When the rumblings began that The Hobbit, J.R.R. Tolkien’s prelude to his larger work, The Lord of The Rings, was coming to the big screen, I had reservations, but wasn’t put off entirely. After all, Peter Jackson was on board and I was generally impressed by his cinematic treatment of the trilogy, so optimism seemed warranted. Further credence seemed to come when it circulated that Guillermo Del Toro, a director with a clear eye for the mythological and fantastic who is noted for his love of practical, rather than computer-generated, effects, would collaborate with Jackson in realizing the more fairy-tale tone of the first foray into Middle Earth. But as MGM’s financial fiasco took its toll and stalled the project and Del Toro’s involvement evaporated—followed by the news that The Hobbit would be not one, but two films—worry crept in.
The Hobbit is, by all accounts, a smaller story than the epic Lord of the Rings. Jackson managed to make his Lord of the Rings a trilogy, with each book as one cinematic installment, at a time when the Weinstein brothers were interested in truncating the series into two movies. How was it, then, that one book of about 300 pages needed two movies, when a trilogy of more than 1,000 pages could manage in three? Then the news came out—not just two movies, but a new trilogy. The Hobbit was now a smaller thing, packaged big. It seemed that Tolkien was being treated to the new Hollywood truism of never telling a good—and financially lucrative—story too quickly.
I am not a purist; I am not opposed in principle to books being changed when adapted to the screen. Books are books and movies are movies. A little added here and a little removed there is going to be part of the polishing process as the story is imported from one medium to the other. But the new Hobbit film, The Desolation of Smaug, continues to demonstrate just how far south too much changing can go. When making any change in adapting a book to film, it should always be asked if the change harms the theme, intention, or characters of the original story. It also should be asked if the change helps the story work better within the limitations of a movie’s runtime.
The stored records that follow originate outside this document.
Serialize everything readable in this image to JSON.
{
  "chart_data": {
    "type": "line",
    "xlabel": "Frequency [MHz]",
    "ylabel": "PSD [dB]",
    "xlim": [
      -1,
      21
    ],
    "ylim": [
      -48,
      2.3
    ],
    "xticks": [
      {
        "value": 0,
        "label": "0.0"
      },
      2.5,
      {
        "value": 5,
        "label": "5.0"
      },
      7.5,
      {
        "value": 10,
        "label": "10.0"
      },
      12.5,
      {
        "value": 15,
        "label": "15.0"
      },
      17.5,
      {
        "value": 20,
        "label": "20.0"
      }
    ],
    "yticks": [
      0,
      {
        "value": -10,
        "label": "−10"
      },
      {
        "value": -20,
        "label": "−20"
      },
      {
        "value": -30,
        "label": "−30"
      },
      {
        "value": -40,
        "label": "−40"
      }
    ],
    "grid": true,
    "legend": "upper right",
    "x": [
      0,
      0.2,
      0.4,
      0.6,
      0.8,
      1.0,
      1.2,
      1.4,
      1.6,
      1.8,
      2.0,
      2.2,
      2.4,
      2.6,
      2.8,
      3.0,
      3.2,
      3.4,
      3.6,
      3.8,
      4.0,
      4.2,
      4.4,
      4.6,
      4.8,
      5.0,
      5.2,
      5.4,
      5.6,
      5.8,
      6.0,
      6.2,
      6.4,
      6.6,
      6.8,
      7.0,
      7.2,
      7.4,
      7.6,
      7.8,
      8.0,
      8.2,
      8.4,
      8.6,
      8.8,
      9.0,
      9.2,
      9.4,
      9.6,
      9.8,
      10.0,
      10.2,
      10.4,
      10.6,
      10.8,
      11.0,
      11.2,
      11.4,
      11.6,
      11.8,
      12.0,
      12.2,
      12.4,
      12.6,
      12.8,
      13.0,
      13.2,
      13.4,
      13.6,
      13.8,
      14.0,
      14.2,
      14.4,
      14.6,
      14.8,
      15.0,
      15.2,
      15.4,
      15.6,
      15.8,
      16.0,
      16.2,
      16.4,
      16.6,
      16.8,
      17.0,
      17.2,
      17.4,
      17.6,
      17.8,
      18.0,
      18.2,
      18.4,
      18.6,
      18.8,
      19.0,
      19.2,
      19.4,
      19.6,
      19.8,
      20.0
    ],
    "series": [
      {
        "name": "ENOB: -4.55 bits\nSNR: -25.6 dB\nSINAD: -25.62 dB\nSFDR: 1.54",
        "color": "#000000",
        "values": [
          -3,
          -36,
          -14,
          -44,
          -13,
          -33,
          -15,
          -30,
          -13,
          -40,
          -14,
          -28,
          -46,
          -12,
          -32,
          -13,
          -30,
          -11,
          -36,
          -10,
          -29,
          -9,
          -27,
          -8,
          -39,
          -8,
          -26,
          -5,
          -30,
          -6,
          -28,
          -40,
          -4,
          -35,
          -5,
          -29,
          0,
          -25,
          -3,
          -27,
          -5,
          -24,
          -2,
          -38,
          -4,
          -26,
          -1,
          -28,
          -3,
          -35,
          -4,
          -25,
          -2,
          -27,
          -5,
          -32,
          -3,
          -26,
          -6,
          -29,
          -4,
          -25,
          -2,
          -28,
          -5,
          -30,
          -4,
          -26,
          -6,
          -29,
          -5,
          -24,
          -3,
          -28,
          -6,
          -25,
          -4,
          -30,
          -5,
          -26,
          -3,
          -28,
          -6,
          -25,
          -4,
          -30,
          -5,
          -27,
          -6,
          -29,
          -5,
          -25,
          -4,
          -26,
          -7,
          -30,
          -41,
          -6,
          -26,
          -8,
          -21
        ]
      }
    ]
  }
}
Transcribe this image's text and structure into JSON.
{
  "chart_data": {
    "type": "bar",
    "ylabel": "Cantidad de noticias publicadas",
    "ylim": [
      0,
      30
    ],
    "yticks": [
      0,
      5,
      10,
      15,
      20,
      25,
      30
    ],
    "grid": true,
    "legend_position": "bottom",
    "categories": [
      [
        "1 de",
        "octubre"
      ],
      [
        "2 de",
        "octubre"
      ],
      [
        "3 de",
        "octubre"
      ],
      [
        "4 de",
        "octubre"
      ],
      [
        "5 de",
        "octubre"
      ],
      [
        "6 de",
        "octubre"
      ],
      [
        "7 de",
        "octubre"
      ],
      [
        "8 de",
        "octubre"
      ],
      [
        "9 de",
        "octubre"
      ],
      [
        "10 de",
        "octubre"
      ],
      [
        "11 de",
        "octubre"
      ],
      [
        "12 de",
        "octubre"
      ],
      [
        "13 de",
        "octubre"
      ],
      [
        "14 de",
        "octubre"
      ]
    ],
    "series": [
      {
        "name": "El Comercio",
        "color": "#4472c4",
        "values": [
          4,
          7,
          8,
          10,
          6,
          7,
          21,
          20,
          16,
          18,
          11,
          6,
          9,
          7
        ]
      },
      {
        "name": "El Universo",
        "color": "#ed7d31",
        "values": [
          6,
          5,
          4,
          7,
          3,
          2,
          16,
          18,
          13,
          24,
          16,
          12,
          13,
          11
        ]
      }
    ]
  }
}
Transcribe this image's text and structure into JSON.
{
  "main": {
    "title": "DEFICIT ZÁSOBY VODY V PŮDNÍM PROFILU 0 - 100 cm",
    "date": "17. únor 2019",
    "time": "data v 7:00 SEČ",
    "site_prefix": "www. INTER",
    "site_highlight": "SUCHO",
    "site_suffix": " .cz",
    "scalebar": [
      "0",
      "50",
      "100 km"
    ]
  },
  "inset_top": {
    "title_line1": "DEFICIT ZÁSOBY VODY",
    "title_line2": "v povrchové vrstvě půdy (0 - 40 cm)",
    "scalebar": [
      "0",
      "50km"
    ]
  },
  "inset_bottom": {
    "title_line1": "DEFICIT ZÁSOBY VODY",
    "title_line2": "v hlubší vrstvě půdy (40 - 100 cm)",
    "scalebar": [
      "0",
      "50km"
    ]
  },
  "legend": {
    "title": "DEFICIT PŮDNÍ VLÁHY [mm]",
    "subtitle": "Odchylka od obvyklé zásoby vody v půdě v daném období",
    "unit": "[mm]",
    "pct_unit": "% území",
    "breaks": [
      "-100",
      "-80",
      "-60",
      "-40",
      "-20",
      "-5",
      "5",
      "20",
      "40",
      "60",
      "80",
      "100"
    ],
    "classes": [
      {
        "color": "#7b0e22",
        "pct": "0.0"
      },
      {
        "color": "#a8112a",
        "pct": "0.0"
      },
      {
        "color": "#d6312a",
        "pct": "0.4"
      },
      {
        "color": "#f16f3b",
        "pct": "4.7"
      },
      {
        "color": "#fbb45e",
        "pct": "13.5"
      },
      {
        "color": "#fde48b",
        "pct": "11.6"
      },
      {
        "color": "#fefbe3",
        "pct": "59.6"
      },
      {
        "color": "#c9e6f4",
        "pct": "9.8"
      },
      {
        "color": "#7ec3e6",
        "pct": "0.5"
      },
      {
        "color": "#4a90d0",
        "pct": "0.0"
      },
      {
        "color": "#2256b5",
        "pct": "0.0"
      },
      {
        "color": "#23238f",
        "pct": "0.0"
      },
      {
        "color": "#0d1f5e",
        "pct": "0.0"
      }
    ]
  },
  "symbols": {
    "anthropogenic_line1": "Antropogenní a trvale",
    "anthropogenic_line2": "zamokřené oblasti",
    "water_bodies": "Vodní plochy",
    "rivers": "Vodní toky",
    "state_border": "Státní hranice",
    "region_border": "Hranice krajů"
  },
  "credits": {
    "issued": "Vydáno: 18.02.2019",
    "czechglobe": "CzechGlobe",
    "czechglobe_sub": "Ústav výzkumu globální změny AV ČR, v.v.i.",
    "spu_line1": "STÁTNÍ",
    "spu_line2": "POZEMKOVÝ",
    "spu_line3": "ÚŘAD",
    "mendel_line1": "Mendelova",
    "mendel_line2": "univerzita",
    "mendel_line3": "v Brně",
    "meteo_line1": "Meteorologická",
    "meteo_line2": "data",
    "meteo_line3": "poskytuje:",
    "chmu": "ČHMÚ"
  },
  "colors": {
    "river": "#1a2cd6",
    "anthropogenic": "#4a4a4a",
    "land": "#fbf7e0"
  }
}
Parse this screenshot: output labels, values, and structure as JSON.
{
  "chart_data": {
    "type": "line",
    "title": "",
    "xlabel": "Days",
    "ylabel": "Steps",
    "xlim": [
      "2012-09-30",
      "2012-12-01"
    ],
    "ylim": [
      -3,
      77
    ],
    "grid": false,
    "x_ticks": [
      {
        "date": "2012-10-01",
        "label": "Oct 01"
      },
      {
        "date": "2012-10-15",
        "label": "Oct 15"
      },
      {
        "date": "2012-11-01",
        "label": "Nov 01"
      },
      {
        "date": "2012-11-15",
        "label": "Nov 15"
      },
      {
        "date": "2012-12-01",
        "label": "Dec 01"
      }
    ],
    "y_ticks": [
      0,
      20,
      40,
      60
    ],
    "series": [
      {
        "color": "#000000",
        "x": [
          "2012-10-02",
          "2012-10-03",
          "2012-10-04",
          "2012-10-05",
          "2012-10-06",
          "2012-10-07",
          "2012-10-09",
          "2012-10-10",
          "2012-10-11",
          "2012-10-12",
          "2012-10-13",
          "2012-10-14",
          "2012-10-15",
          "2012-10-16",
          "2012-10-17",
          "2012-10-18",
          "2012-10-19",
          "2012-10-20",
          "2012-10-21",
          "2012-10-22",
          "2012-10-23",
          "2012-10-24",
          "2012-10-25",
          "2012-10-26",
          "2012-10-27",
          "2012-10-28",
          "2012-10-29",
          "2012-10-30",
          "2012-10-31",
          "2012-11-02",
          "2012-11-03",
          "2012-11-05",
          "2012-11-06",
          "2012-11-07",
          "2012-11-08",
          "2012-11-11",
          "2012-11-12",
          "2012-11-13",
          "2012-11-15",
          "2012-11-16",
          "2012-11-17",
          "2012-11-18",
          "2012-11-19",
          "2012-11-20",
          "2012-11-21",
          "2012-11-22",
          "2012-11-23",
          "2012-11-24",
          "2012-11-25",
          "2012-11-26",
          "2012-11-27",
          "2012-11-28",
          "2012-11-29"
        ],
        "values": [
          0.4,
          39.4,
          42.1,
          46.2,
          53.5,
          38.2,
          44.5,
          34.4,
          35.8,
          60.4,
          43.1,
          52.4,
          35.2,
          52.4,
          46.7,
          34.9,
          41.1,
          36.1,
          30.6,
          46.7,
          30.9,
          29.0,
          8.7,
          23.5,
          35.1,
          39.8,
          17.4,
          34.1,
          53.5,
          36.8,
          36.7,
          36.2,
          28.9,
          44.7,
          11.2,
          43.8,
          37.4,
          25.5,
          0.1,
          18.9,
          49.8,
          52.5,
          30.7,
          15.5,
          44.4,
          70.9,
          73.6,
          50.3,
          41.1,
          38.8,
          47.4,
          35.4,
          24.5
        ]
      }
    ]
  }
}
The main problem with many of the changes and additions in The Desolation of Smaug is that they throw off the rhythm, allowing little or no time to develop either the invented plot elements or the original story. Am I opposed, in principle, to the addition of a burgeoning interracial romance between an invented elf warrior (Evangeline Lilly) and Kili the Dwarf? (If you were wondering why there was an oddly, ruggedly handsome man among the dwarves in the first film, this is the reason.) Perhaps not—if it is dramatically plausible and doesn’t stick out as contrived.
One of the big problems with the changes—some included to better connect with the LOTR films and some to stretch the Hobbit’s story to fill three films—is that they are creating waves of distortions in the overall storyline.